Normalmente, as vilas e cidades para onde são convocados os batalhões dos canais televisivos são orgulhosas das identidades e regionalismos próprios que as festas anuais, os momentos mais altos do bairrismo e orgulho locais, exibem como uma grande exposição ao mundo. Os ‘apresentadores’ do Portugal em Festa e do Somos Portugal (mudam de nome de vez em quando) deambulam por essas terras fazendo entrevistas nos pontos de interesse turístico indicados. Mas nas entrevistas passam para segundo plano o folclore, o artesanato, o comércio, a história e as iniciativas locais, perante a exuberância colorida e a maquilhagem brilhante das apresentadoras que se aventuram por esse Portugal profundo adentro, levando consigo a oferta de… os piores espectáculos musicais que existem. Aliás, o grosso do tempo do programa é gasto com esses concertos de terceira linha, indicados para encher o tempo vazio que assim é criado.
 
Os nomes destes tocadores a metro que a SIC e a TVI trouxeram à Expoégua da Golegã e à Ascensão da Chamusca, ao fim e ao cabo, não interessam a ninguém.
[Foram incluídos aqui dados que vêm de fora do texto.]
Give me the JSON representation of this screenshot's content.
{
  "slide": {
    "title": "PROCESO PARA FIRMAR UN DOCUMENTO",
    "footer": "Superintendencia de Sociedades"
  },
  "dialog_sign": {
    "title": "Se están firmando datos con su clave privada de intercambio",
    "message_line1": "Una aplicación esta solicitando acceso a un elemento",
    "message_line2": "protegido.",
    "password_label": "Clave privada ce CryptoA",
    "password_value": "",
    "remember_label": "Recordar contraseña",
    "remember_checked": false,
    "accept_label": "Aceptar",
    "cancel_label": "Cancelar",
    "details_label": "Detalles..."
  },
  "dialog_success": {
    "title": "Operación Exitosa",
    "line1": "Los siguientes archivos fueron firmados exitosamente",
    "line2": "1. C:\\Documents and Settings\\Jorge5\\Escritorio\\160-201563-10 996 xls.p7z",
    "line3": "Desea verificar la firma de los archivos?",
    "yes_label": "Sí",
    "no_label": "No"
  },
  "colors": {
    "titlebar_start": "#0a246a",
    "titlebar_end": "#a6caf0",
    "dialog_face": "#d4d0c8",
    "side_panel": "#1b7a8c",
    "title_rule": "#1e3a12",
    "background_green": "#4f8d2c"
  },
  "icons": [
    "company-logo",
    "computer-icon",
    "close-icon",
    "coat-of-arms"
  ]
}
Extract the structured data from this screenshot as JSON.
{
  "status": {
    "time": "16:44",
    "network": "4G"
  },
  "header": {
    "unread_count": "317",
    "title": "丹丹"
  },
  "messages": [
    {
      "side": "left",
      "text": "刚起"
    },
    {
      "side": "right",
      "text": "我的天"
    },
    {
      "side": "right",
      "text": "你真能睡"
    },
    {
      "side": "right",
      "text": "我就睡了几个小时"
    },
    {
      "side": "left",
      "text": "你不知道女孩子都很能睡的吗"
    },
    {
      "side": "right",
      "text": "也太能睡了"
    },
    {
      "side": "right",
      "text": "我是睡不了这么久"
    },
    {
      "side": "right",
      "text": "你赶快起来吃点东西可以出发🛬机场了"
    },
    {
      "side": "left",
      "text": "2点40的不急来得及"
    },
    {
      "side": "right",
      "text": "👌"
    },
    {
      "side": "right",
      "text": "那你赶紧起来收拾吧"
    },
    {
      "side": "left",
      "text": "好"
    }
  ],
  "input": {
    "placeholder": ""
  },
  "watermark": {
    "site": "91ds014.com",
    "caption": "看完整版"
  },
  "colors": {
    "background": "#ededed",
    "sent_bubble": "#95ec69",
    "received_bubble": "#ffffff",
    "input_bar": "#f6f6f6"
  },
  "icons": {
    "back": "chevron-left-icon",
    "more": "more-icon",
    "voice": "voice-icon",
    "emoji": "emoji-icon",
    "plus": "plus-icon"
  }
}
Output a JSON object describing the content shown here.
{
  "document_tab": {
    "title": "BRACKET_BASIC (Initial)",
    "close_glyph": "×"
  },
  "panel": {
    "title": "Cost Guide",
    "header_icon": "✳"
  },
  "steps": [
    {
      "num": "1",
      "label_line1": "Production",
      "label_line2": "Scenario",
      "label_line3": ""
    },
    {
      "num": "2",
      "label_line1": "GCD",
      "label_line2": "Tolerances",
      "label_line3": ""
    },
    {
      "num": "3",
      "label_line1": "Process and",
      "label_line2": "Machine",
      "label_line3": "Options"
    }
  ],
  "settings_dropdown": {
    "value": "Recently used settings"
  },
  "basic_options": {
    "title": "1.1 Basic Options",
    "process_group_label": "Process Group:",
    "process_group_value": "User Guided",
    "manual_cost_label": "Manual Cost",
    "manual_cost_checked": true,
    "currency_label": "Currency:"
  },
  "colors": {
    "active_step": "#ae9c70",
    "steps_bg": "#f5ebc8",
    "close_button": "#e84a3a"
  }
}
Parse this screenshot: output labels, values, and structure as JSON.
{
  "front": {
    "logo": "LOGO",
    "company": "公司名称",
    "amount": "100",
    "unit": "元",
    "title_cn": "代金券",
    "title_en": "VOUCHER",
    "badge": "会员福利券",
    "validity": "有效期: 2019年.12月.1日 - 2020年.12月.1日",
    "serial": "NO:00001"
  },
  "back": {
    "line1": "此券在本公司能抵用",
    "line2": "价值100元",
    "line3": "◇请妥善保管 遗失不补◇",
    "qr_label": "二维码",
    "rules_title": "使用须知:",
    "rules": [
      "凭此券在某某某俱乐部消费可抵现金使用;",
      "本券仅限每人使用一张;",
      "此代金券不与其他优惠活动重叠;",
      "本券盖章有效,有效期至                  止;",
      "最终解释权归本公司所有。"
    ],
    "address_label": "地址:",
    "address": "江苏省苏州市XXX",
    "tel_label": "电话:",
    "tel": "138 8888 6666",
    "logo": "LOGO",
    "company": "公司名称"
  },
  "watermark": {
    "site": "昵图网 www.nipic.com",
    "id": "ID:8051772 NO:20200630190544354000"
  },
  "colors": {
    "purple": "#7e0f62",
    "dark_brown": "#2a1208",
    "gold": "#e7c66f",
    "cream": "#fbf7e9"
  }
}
A música pimba em si não é o problema, note-se (o espectáculo de Bruno Nogueira e Manuela Azevedo apenas dá o título a este texto). Ganhou o seu lugar nos bailes de verão, não há melodias mais adequadas para os pares se agarrarem a dançar, porque gostam de dançar sem condicionalismos, sem preocupação em acertar o estilo, apenas por pura diversão, e têm poucas oportunidades para isso. A música de baile cumpre a sua função: som ambiente para multidões se divertirem a dançar aos pares.
 
De bailes gostamos nós, agora concertos da Rebeca, do Nelson Ritchie, da Rosinha (Eu Seguro no Pincel), do Karllos, da Quina Barreiros, do Zé do Pipo, elevados à categoria de ‘montras do concelho’?! Por que razão é que os nossos munícipes elegem como um dos momentos altos da divulgação dos seus eventos anuais a realização destes espectáculos? Porque optam pela quantidade e não pela qualidade. E, mesmo assim, enganam-se.